How do you know they are the lowest published fares for those dates ?
Are you 100% sure that whatever web site you are using isn't filtering
out fares that are no longer available ?


There are also cases of tour operators blocking large amount of seats
early on and later on releasing seats they may not need. Booking your
seats before the tour operators do means you have an assured place on
that aircraft at the lowest fare available at that time. Wait until the
tour operators release their unused seats and you risk not getting a
seat at all or not getting a seat at the lowest fare.

It really depends on the routes and specific dates.

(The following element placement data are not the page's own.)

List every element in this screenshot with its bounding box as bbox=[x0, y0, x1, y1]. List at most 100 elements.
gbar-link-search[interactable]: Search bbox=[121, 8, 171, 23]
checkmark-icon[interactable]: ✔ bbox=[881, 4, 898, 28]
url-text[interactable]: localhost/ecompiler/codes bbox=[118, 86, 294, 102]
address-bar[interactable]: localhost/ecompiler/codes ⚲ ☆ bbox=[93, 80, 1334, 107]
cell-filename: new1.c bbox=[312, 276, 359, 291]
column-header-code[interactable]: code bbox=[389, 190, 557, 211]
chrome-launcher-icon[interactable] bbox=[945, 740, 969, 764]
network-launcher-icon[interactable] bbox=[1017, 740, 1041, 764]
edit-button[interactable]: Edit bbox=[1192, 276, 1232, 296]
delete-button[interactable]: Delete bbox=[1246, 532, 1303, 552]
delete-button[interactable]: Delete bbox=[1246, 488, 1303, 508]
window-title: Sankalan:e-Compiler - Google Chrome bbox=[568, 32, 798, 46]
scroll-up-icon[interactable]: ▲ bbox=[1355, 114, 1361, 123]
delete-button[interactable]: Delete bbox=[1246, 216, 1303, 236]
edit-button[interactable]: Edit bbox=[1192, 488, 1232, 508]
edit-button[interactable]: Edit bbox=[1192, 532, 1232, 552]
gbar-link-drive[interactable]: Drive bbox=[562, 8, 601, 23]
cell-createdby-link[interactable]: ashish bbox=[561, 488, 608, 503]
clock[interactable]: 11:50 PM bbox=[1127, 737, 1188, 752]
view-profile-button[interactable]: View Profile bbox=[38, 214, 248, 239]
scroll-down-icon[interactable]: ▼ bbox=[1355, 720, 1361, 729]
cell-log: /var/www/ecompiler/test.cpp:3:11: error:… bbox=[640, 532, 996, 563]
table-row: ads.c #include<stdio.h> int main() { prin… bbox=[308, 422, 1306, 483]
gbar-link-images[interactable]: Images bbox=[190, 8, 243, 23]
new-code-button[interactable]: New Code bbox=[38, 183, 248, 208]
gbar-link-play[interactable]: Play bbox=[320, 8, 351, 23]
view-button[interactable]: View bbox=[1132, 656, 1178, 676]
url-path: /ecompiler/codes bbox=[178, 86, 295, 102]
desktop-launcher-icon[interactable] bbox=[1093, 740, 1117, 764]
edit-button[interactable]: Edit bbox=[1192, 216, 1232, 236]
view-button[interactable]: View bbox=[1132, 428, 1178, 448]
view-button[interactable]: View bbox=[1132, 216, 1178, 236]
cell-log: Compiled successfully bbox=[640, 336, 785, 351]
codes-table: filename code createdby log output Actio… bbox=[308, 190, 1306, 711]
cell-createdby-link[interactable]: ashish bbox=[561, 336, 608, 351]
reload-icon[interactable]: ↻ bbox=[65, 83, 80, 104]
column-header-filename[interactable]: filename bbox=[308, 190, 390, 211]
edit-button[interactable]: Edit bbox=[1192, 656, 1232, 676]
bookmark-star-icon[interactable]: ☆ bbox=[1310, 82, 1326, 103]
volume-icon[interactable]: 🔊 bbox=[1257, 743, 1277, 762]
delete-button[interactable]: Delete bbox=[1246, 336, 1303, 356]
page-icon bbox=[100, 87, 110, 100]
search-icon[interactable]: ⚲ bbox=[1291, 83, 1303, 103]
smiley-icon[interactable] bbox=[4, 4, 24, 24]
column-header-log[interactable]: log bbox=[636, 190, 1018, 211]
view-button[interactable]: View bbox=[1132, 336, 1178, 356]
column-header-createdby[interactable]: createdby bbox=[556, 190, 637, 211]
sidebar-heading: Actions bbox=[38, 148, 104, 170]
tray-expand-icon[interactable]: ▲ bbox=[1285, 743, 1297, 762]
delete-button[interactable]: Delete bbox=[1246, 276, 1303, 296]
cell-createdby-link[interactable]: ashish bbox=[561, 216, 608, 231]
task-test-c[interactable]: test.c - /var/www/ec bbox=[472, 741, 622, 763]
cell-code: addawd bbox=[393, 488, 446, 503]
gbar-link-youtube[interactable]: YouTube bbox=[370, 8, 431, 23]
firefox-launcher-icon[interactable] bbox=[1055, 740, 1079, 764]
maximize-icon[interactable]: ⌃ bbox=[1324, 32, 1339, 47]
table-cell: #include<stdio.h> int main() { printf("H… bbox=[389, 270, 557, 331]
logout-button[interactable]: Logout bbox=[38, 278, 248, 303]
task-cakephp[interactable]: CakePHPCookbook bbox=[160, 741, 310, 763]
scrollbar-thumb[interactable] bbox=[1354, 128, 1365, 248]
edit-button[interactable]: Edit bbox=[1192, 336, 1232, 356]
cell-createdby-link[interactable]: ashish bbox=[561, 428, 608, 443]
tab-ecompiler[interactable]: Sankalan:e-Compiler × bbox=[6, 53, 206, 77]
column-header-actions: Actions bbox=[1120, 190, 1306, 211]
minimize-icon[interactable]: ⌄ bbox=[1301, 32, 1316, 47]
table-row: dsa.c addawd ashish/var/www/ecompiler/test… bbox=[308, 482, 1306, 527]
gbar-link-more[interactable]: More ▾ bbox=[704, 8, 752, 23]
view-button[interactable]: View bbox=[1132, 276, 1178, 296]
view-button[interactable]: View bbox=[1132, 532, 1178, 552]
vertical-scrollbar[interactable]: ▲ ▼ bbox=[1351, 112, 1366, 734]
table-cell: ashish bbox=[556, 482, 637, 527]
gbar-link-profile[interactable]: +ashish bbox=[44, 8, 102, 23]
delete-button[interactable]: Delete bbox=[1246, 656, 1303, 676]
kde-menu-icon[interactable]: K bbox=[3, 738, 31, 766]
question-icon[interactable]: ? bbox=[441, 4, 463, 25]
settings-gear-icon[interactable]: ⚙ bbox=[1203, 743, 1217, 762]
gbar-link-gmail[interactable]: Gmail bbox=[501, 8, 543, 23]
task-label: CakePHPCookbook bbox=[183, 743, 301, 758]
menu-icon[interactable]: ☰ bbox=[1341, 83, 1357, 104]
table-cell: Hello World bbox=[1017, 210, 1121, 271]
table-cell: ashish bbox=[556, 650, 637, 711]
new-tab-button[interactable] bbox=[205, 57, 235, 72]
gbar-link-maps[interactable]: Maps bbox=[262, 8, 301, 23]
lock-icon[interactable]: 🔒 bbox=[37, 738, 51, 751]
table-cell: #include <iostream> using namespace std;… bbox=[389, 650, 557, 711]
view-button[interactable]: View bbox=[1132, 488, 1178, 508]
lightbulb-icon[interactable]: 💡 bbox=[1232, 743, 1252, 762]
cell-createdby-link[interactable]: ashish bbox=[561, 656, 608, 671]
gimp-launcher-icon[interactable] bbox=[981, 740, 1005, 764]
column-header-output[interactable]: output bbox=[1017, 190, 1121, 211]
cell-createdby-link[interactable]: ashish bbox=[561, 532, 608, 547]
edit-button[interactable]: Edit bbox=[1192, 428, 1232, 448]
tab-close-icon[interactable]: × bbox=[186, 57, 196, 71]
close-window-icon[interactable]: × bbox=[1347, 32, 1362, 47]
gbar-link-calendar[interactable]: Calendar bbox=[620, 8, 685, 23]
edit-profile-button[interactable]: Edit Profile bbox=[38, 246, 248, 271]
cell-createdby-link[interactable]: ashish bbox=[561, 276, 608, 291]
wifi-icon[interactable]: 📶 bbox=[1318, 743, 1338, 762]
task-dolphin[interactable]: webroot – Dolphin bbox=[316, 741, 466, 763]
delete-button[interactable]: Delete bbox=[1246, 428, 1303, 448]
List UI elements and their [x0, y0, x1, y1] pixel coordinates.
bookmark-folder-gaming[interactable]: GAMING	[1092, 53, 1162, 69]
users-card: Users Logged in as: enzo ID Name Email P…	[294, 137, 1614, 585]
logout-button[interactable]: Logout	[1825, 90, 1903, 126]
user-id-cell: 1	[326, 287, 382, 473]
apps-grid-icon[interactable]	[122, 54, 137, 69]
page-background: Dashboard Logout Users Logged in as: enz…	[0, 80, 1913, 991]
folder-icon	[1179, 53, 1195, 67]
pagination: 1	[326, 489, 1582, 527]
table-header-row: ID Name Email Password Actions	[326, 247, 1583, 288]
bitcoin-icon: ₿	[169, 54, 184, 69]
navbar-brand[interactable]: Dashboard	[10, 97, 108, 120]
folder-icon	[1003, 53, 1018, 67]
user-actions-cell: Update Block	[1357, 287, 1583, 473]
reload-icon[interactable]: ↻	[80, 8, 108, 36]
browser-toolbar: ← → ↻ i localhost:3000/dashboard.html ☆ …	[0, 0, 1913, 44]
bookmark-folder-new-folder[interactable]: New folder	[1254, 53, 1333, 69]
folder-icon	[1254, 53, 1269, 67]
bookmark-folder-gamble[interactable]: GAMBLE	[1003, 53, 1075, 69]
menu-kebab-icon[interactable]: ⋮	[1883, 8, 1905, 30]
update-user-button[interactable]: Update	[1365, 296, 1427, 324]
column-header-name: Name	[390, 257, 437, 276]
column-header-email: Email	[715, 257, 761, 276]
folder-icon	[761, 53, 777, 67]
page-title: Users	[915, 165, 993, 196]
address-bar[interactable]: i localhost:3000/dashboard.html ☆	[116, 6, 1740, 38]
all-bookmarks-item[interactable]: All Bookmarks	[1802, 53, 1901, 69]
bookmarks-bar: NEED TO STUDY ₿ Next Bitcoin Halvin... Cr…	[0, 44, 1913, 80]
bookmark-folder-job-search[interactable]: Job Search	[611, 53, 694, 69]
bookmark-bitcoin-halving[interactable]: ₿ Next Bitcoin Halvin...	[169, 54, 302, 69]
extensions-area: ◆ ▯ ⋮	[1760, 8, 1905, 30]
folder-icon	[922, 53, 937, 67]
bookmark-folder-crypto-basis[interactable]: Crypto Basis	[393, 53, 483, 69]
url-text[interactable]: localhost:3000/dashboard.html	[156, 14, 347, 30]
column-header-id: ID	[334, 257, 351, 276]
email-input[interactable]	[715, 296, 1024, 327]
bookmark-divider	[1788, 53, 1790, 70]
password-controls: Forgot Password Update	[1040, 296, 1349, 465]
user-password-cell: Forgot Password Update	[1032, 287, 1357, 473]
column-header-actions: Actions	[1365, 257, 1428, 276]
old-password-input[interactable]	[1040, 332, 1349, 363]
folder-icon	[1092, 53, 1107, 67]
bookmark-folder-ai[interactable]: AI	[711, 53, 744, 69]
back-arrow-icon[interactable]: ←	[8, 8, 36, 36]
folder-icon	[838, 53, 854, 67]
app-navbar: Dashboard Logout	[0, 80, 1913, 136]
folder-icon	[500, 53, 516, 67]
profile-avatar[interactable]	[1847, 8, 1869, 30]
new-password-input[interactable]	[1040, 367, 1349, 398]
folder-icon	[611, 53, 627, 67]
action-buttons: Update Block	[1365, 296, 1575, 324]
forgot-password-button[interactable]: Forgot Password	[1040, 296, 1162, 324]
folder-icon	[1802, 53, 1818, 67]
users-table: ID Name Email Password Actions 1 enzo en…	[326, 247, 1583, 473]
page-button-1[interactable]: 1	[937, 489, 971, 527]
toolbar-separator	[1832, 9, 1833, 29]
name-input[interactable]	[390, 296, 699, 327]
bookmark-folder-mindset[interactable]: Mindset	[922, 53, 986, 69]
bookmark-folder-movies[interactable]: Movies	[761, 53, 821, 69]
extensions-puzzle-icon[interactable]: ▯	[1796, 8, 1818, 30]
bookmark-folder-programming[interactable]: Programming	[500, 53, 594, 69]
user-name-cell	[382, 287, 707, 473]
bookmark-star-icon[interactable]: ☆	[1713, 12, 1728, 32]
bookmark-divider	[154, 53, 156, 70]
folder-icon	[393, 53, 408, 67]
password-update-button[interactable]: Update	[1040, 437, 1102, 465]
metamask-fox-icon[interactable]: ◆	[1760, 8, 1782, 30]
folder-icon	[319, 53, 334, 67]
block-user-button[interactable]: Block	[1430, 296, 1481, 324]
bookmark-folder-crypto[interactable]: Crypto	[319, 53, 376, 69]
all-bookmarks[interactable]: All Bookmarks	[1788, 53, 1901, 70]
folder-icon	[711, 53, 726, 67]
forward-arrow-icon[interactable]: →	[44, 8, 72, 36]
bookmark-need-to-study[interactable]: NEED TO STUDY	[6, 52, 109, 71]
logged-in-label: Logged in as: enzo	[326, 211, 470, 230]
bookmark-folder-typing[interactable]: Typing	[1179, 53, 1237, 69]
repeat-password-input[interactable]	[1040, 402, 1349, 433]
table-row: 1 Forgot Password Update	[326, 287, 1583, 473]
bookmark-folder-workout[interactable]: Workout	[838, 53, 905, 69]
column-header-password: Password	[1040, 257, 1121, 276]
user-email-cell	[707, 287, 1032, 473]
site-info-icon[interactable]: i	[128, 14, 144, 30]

A different example: this spring, a ferry, the Queen of the North sank
in BC. BF Ferries is stuck with only one ship capable of doing this open
water run through the inside passage, down from 2, and that ship has
less capacity than the QofN. Right now, there is no available space in
September because as soon as it happened, tour operators booked all
available space on all sailings to keep their options opened, and BC
Ferries is now working with them to release seats the tour operators
won't be using on a week by week basis. Those who had booked as soon as
the new schedules were announced would have had assured place on the
date of their choice. Thos who didn't will have to wait until probablty
a few weeks before their sailing time to get a confirmation and this may
wreck their plans.

There are times when paying a bit extra for a regular apex fare ends up
being more convenienty because you then have an assured seat on the day
of travel of your choice. Of course, that far ahead, you risk the
schedule changing as well. (and this comes back to Delta having higher
risk of changing its schedules in the next 12 months).